In my October Blog Stats & Review post I mentioned that by night I’m an event planner. Part of the reason my stats dropped off was because I was planning the decor for this HUGE event. Let me tell you this was an event that took every piece of me.. ENTER THE BUJO.
Planning an event can be super stressful. But staying organized and on top of your tasks can largely take that stress away. So I wanted to share with you how I used my BuJo to plan this event.
First, let me start of by giving you a little background on the event itself. I was in charge of handling the decor for a fundraising event for a local high school. Each year they pick a theme and completely transform the gym of the school into this theme. For 2016 it was Alice in Wonderland. (To view photos from this event, click here.)
Since this spanned a few months of planning and preparation I used the concept of “threading” to keep my thoughts and plans organized in my bullet journal. But more on that in a second.
In college I took a project management class, and I love charts. One of the things we learned to do in regards to project planning was creating Gantt charts. This is my BuJo version. You basically break your project down into tasks (which can then be broken down into more tasks) and create a timeline, and then color code for progress. If you’re behind use red, if on time but still in progress use yellow, if done use green.

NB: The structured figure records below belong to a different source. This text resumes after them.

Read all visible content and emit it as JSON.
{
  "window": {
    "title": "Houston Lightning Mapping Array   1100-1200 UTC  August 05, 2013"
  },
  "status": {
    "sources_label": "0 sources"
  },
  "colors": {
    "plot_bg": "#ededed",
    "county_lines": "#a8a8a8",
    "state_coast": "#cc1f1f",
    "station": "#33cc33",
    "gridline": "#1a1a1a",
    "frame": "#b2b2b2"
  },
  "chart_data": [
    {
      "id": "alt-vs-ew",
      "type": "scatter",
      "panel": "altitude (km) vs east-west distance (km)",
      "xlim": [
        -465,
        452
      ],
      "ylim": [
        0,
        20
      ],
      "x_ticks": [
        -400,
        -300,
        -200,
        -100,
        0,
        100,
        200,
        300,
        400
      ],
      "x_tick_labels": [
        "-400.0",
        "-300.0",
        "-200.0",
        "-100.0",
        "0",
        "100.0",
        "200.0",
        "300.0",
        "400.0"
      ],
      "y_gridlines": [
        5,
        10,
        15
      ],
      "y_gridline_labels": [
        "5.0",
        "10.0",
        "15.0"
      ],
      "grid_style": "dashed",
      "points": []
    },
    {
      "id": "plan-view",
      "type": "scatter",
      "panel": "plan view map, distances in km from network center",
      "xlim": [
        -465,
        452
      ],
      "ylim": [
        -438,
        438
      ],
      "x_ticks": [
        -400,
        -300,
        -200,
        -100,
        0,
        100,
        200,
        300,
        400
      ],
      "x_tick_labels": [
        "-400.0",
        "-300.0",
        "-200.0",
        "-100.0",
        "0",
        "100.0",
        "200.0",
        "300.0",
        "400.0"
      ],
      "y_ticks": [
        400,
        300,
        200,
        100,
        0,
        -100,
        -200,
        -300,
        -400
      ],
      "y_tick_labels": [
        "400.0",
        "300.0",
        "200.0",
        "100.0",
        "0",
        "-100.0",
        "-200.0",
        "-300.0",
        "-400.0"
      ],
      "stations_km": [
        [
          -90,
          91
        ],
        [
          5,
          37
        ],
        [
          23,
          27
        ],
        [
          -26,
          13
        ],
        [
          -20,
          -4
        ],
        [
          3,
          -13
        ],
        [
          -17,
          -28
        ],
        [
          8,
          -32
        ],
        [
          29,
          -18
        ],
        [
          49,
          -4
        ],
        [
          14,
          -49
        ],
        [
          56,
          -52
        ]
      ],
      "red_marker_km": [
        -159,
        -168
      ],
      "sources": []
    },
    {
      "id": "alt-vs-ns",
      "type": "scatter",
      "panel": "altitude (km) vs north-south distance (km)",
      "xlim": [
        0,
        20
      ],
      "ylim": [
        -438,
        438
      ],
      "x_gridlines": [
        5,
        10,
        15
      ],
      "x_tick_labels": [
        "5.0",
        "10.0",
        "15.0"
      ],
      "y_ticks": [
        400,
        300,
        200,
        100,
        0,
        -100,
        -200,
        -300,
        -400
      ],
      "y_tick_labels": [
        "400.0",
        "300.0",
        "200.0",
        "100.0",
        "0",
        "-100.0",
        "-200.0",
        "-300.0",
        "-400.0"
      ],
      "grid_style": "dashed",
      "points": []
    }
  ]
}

Okay so back to threading… notice on the bottom corner of the page you see the “47” as the page number, but then I’ve written in an > along with “p.48.” Generally you don’t “thread” your pages unless you’ll be skipping to a page that is not consecutive to the page you’re currently on, but I wanted to keep consistent with all of my planning pages for the event.
So the next page in my bullet journal that deals with this event is page 48.
The event had 4 major sections. A garden, the Rabbit hole, the woods/maze and the stage. I used washi to separate the page into 4 sections and then made lists of everything I needed to create for that space.
Now, this page gives a better example of threading. See the “> p. 66”? Since page 49 I had already used to go back to my general life planning, the next open page when I needed to start writing things down for this event again was page 66. That’s where threading really thrives.
I created this chart in my journal (which actually spans about 4 page spreads) to track all of the tasks I needed to accomplish, along with the date I wanted it completed by and if I was done with it or not. Since I had SOOO many tasks, I started highlighting them when I completed them. It was so much easier for me to find the uncompleted tasks that way. If a task ever became irrelevant, I would just cross off the entire line.
I also created the sticky notes that allowed me 6 tasks. I worked on prep for this event daily for about a month. Those 6 tasks were given a date, and those were the 6 tasks I wanted to completed that day. I X’d them off once I did them. Generally, I had those sticky notes attached to my daily planning page for that day.
Once I reached the point where I needed to make task lists for the actual set up days, I created a full page for each of the 4 major sections of the event. I added in diagrams of the space with washi tape that folded over to save space.
This had been my original vision for the hedge maze, but it didn’t end up looking exactly like that.